Pourquoi les descentes fatiguent parfois plus que les montées

31 août 2026 Kikourvite Non classé 5

Il y a une scène que presque tous les trailers connaissent. La course est terminée depuis plusieurs heures, les jambes semblent encore relativement correctes et l’on se dit que la récupération devrait être rapide. Puis arrive le lendemain matin. Descendre les escaliers devient soudain un exercice de haute précision. On avance doucement, on cherche la rampe du regard et chaque marche rappelle un peu plus les kilomètres parcourus la veille.

La première réaction est souvent la même : « Pourtant, les montées étaient bien plus difficiles ! » Et c’est vrai… sur le moment. Dans les côtes, le cœur s’emballe, le souffle devient court et chaque mètre de dénivelé se mérite. En descente, on respire mieux et la vitesse revient presque toute seule. Pourtant, pendant que vous avez l’impression de récupérer, vos jambes accomplissent un travail considérable. Et la facture, elle, arrive parfois seulement le lendemain.

En descente, les jambes ne poussent plus… elles freinent

Lorsque vous grimpez une côte, vos muscles produisent de la force pour propulser le corps vers l’avant et vers le haut. L’effort est immédiatement perceptible : le rythme cardiaque augmente, la respiration s’accélère et les jambes participent pleinement à l’ascension. Difficile, dans ces conditions, d’oublier que vous êtes en train de travailler.

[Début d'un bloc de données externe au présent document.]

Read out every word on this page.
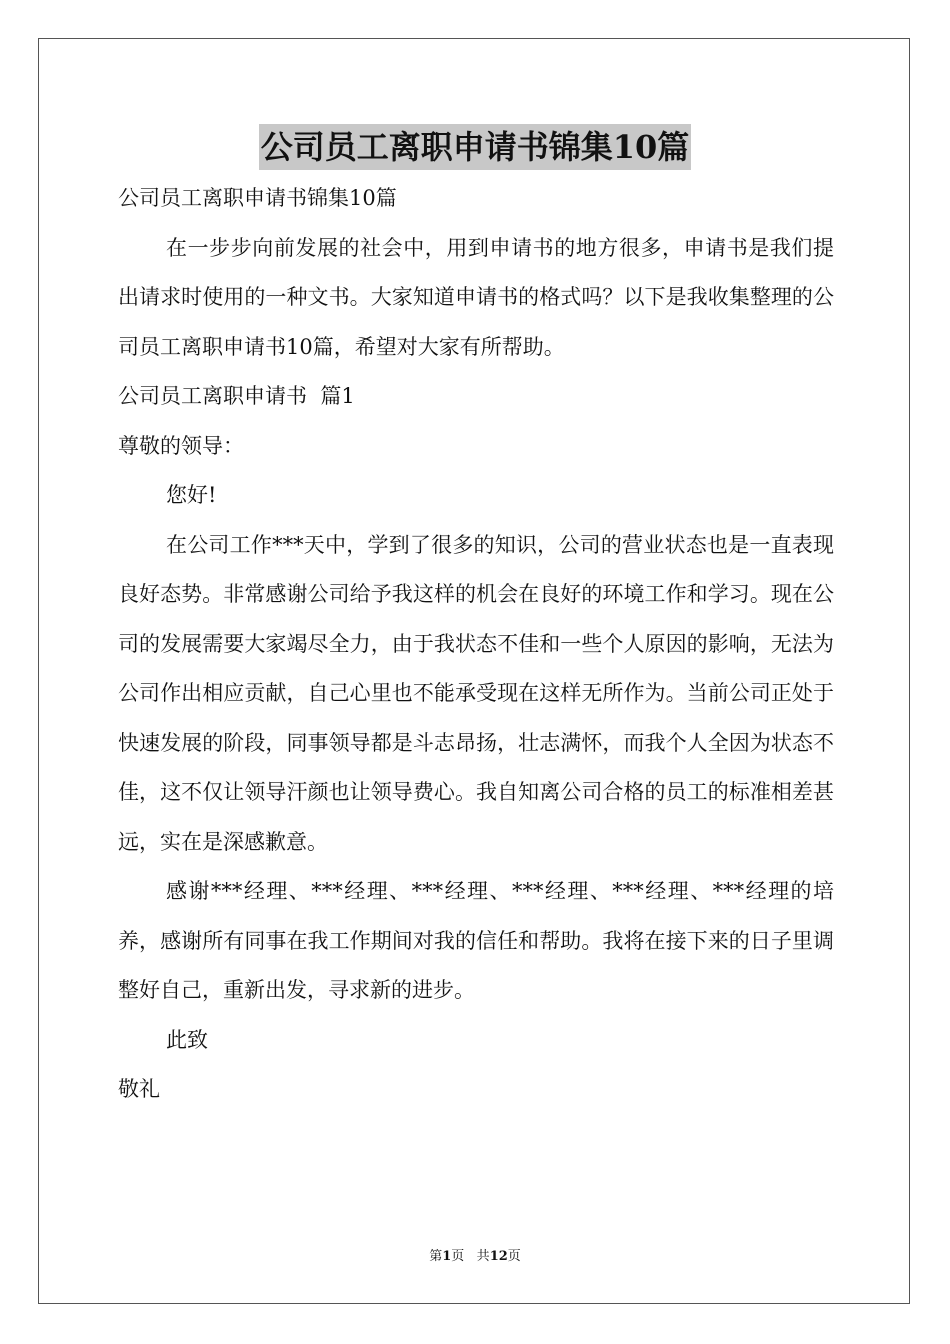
公司员工离职申请书锦集10篇

公司员工离职申请书锦集10篇

在一步步向前发展的社会中，用到申请书的地方很多，申请书是我们提出请求时使用的一种文书。大家知道申请书的格式吗？以下是我收集整理的公司员工离职申请书10篇，希望对大家有所帮助。

公司员工离职申请书  篇1

尊敬的领导：

您好!

在公司工作***天中，学到了很多的知识，公司的营业状态也是一直表现良好态势。非常感谢公司给予我这样的机会在良好的环境工作和学习。现在公司的发展需要大家竭尽全力，由于我状态不佳和一些个人原因的影响，无法为公司作出相应贡献，自己心里也不能承受现在这样无所作为。当前公司正处于快速发展的阶段，同事领导都是斗志昂扬，壮志满怀，而我个人全因为状态不佳，这不仅让领导汗颜也让领导费心。我自知离公司合格的员工的标准相差甚远，实在是深感歉意。

感谢***经理、***经理、***经理、***经理、***经理、***经理的培养，感谢所有同事在我工作期间对我的信任和帮助。我将在接下来的日子里调整好自己，重新出发，寻求新的进步。

此致

敬礼

第1页 共12页
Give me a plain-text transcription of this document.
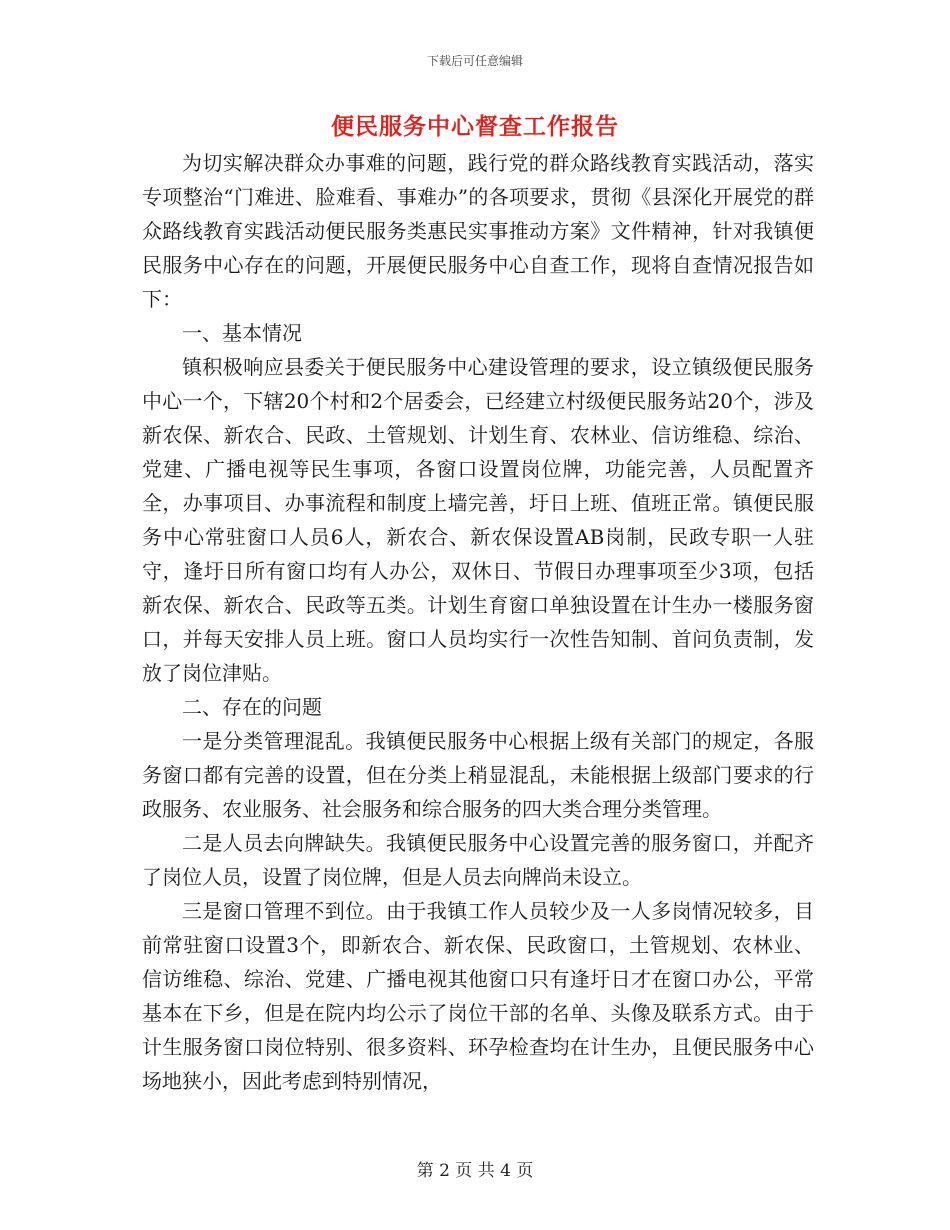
下载后可任意编辑
便民服务中心督查工作报告

为切实解决群众办事难的问题，践行党的群众路线教育实践活动，落实专项整治“门难进、脸难看、事难办”的各项要求，贯彻《县深化开展党的群众路线教育实践活动便民服务类惠民实事推动方案》文件精神，针对我镇便民服务中心存在的问题，开展便民服务中心自查工作，现将自查情况报告如下：

一、基本情况

镇积极响应县委关于便民服务中心建设管理的要求，设立镇级便民服务中心一个，下辖20个村和2个居委会，已经建立村级便民服务站20个，涉及新农保、新农合、民政、土管规划、计划生育、农林业、信访维稳、综治、党建、广播电视等民生事项，各窗口设置岗位牌，功能完善，人员配置齐全，办事项目、办事流程和制度上墙完善，圩日上班、值班正常。镇便民服务中心常驻窗口人员6人，新农合、新农保设置AB岗制，民政专职一人驻守，逢圩日所有窗口均有人办公，双休日、节假日办理事项至少3项，包括新农保、新农合、民政等五类。计划生育窗口单独设置在计生办一楼服务窗口，并每天安排人员上班。窗口人员均实行一次性告知制、首问负责制，发放了岗位津贴。

二、存在的问题

一是分类管理混乱。我镇便民服务中心根据上级有关部门的规定，各服务窗口都有完善的设置，但在分类上稍显混乱，未能根据上级部门要求的行政服务、农业服务、社会服务和综合服务的四大类合理分类管理。

二是人员去向牌缺失。我镇便民服务中心设置完善的服务窗口，并配齐了岗位人员，设置了岗位牌，但是人员去向牌尚未设立。

三是窗口管理不到位。由于我镇工作人员较少及一人多岗情况较多，目前常驻窗口设置3个，即新农合、新农保、民政窗口，土管规划、农林业、信访维稳、综治、党建、广播电视其他窗口只有逢圩日才在窗口办公，平常基本在下乡，但是在院内均公示了岗位干部的名单、头像及联系方式。由于计生服务窗口岗位特别、很多资料、环孕检查均在计生办，且便民服务中心场地狭小，因此考虑到特别情况，

第 2 页 共 4 页
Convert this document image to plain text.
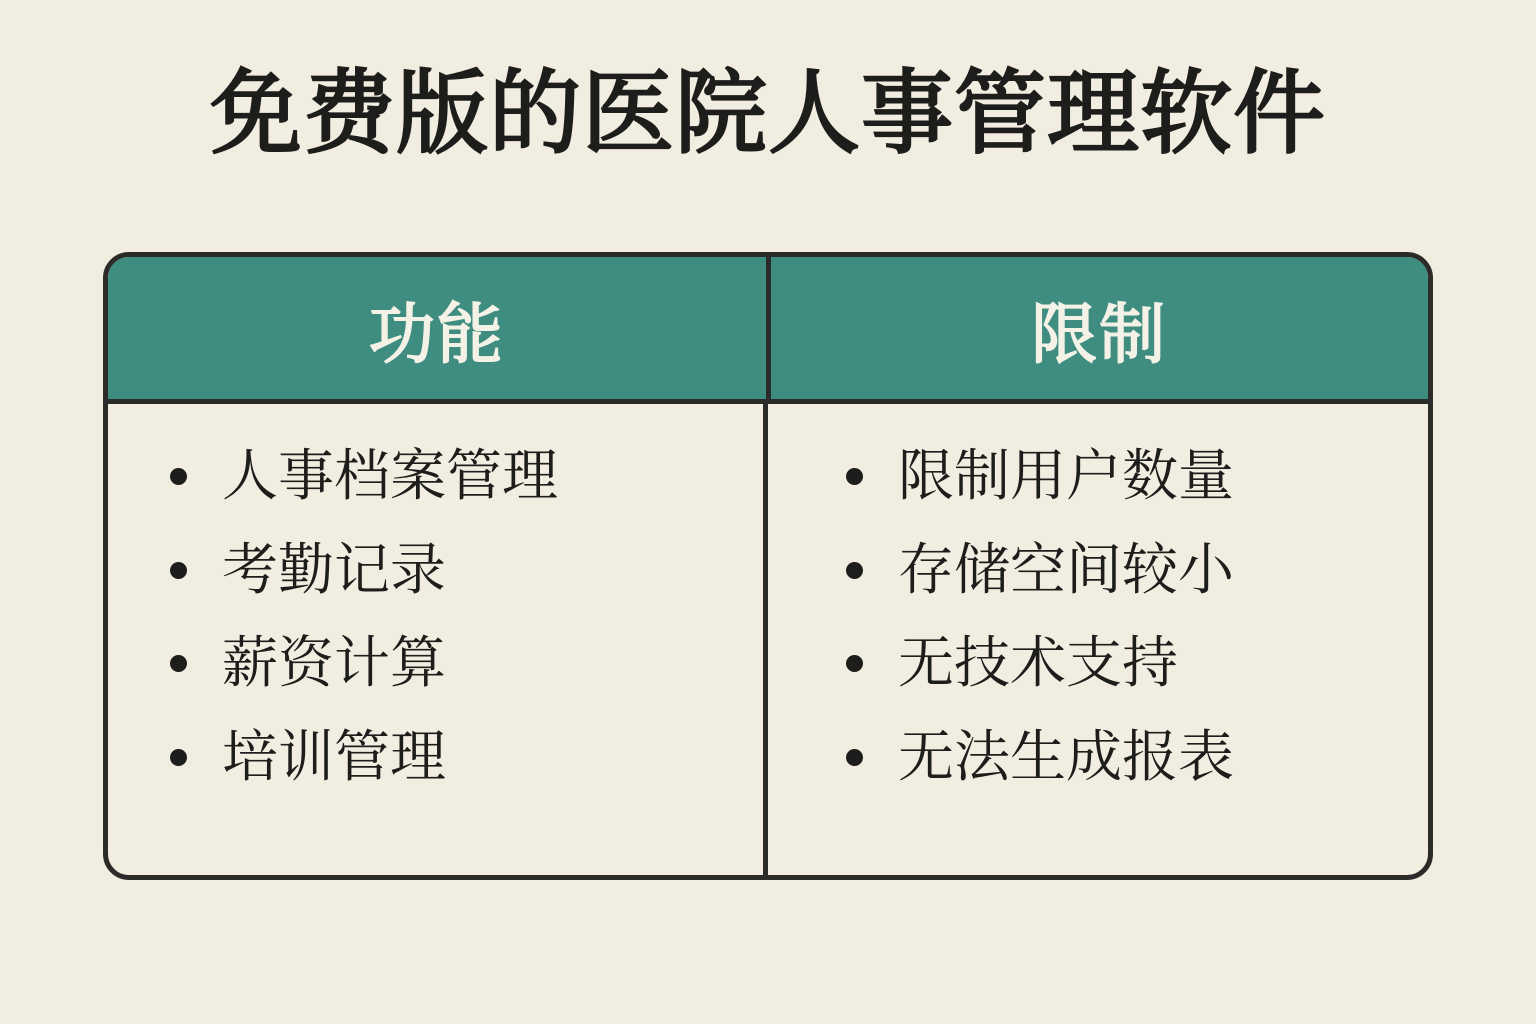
免费版的医院人事管理软件
功能	限制
人事档案管理
考勤记录
薪资计算
培训管理
限制用户数量
存储空间较小
无技术支持
无法生成报表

En descente, le rôle des muscles change. Les quadriceps, notamment, ne servent plus seulement à produire le mouvement : ils doivent aussi contrôler la vitesse et absorber une partie de l’énergie à chaque appui pour éviter que la gravité ne vous entraîne vers le bas. Une foulée ne représente pas grand-chose. Mais répétez ce freinage plusieurs milliers de fois sur une longue descente et l’effort devient considérable, même si votre souffle vous donne l’impression que tout va bien.

Ce sont parfois les freins qui travaillent le plus

Imaginez une longue descente en voiture. Le moteur n’a pas besoin de fournir le même effort que dans la montée, mais les freins, eux, peuvent être fortement sollicités. Les quadriceps jouent un peu ce rôle lorsque vous dévalez un sentier : ils contrôlent le mouvement, participent à la stabilité du genou et absorbent une partie des contraintes à chaque réception.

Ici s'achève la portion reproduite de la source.